In a new series on ConservativeHome, we will be profiling groups within the Conservative Party that focus on specific issues or the involvement of particular sections of society. This occasional series kicks off with a contribution from Roger Baker of the Conservative Animal Welfare Group. If you would like your group to be profiled please email Tim.
Roger has spent his working life as a Veterinary Surgeon in Whitstable after education at Kent College, Canterbury and the Royal Veterinary College. He is joint Chairman of the CAWG.
Political angels often fear to tread along the pathway of animal welfare. However it is a political issue that has a significant bearing on the voting intentions of well over one million voters in the UK (according to the last poll that surveyed the issue (in 1997)). The issues in conflict are usually the defining of “animal welfare” and “animal rights” but there is a very great distinction, they are not attitudes or stances that should be confused.
The Conservative Animal Welfare Group has a history reaching back over a decade of putting a political slant onto animal welfare but equally making a clear distinction between animal welfare and animal rights. The parallels between how a society relates with other species and how it relates to its individual members has been acknowledged by philosophers for over two thousand years. We can see in various societies around the world these parallels and how these parallels are dictated by culture and religions as well as the societies themselves.

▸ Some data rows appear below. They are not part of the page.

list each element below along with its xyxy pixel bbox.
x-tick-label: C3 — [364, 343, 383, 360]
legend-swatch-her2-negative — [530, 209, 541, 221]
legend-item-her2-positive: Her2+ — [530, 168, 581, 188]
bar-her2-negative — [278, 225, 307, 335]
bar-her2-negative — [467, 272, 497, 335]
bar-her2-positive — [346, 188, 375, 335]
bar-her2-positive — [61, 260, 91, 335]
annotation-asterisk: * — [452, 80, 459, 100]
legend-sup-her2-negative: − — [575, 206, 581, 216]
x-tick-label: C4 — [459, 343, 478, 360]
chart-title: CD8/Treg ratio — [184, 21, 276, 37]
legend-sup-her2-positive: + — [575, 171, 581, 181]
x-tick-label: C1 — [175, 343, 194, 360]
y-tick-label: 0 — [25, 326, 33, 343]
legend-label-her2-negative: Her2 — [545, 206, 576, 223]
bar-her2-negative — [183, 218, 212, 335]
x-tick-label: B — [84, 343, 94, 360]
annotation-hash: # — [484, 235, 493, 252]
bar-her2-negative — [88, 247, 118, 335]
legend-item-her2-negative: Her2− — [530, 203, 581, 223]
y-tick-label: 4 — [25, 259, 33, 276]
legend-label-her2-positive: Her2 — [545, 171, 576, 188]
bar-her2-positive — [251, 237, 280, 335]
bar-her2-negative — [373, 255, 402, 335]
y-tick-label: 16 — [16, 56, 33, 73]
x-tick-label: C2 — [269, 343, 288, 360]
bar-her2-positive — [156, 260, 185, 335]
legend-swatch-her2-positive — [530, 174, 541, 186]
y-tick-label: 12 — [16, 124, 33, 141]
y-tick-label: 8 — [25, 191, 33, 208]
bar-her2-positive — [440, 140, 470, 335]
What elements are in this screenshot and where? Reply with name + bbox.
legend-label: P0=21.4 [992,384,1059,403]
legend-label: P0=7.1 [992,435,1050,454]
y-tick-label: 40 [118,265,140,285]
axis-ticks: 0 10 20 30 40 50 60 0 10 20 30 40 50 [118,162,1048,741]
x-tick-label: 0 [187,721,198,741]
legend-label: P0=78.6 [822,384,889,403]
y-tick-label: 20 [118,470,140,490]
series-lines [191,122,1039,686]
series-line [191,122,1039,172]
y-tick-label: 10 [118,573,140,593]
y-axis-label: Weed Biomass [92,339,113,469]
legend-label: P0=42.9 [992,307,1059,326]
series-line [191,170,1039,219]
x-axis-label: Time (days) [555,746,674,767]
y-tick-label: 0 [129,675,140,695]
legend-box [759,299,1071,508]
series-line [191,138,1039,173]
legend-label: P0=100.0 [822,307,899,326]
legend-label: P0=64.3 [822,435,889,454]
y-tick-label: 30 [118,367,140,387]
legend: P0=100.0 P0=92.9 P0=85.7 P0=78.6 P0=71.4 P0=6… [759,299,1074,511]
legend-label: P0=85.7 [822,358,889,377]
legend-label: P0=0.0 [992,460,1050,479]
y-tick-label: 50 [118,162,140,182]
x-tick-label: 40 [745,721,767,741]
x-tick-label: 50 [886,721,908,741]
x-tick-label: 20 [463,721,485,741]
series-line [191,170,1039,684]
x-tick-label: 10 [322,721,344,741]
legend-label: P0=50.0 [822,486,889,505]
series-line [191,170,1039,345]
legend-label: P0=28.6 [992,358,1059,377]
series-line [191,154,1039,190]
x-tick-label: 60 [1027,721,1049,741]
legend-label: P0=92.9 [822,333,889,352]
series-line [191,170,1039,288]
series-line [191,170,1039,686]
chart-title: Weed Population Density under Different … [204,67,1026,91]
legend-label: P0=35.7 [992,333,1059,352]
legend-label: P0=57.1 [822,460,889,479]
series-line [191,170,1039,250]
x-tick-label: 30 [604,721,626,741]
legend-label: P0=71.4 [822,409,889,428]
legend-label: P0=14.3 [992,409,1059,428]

In the UK we have a society of diverse cultures but politically we need to build a society built on a framework of respect for others, acknowledgement of the views of others and above all we need to build a society which cares for others. A significant strand of this has to be that within our society we also have respect and appreciation of other species.
This does not bestow on animals any rights but it does demand from us responsibilities. These responsibilities are to treat other species with respect, to prevent suffering and to recognise that animals are sentient.
The Conservative Party has historically held the moral high ground with the initial Protection of Animals Act 1911 being brought to the statute book by the Liberal Prime Minister Herbert Asquith it has essentially been the Conservative Administrations from Law (1922-1923) to Major (1990-1997) that have overseen the evolution of animal welfare legislation designed to reflect a developing morality in the way we treat other species.